Wangari Maathai earned two degrees in the United States: a degree in Biological Sciences from Mount St. Scholastica College in Kansas and a Master of Science from University of Pittsburgh. From there, she studied in Germany and at the University of Nairobi where she eventually earned her PhD, making her the first woman in East and Central Africa to earn a doctoral degree. Shortly after, she became the chair of the Department of Veterinary Anatomy and an associate professor at the University of Nairobi.
Social and Environmental Activism
In the 1970’s and 1980’s, Wangari Maathai was deeply involved in the National Council of Women of Kenya, even serving as its chairman for several years. Here, she introduced the concept of community-based tree planting for environmental conservation and as a means of reducing poverty. This idea eventually developed into the Green Belt Movement.
This was just a starting point. In addition to the Green Belt Movement, she spoke at the United Nations regarding women’s rights and the environment on many occasions.

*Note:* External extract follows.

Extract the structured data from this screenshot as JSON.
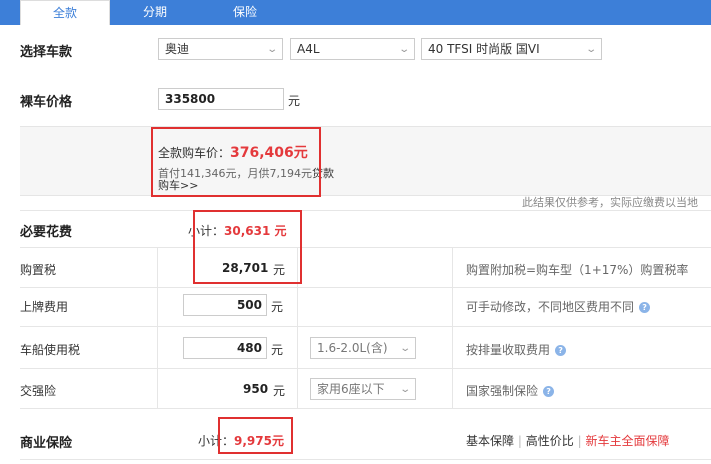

She was involved with many organizations including the Wangari Maathai Institute for Peace and Environmental Studies, the UN Secretary General’s Advisory Board on Disarmament, the Women and Environment Development Organization, the WorldWIDE Network of Women in Environmental Work, and more.
The Nobel Prize
In 2004, Professor Maathai won the Nobel Peace Prize for her Green Belt Movement, becoming the first black African woman to win a Nobel Prize. A couple of years later, she founded the Nobel Women’s Initiative with fellow female Nobel Prize winners.
Unfortunately, Wangari Maathai passed away in 2011 at the age of 71 after a battle with ovarian cancer. The world lost a truly magnificent person that day, but the impact she had on women’s rights, the environment, and the world as a whole will live on as her legacy.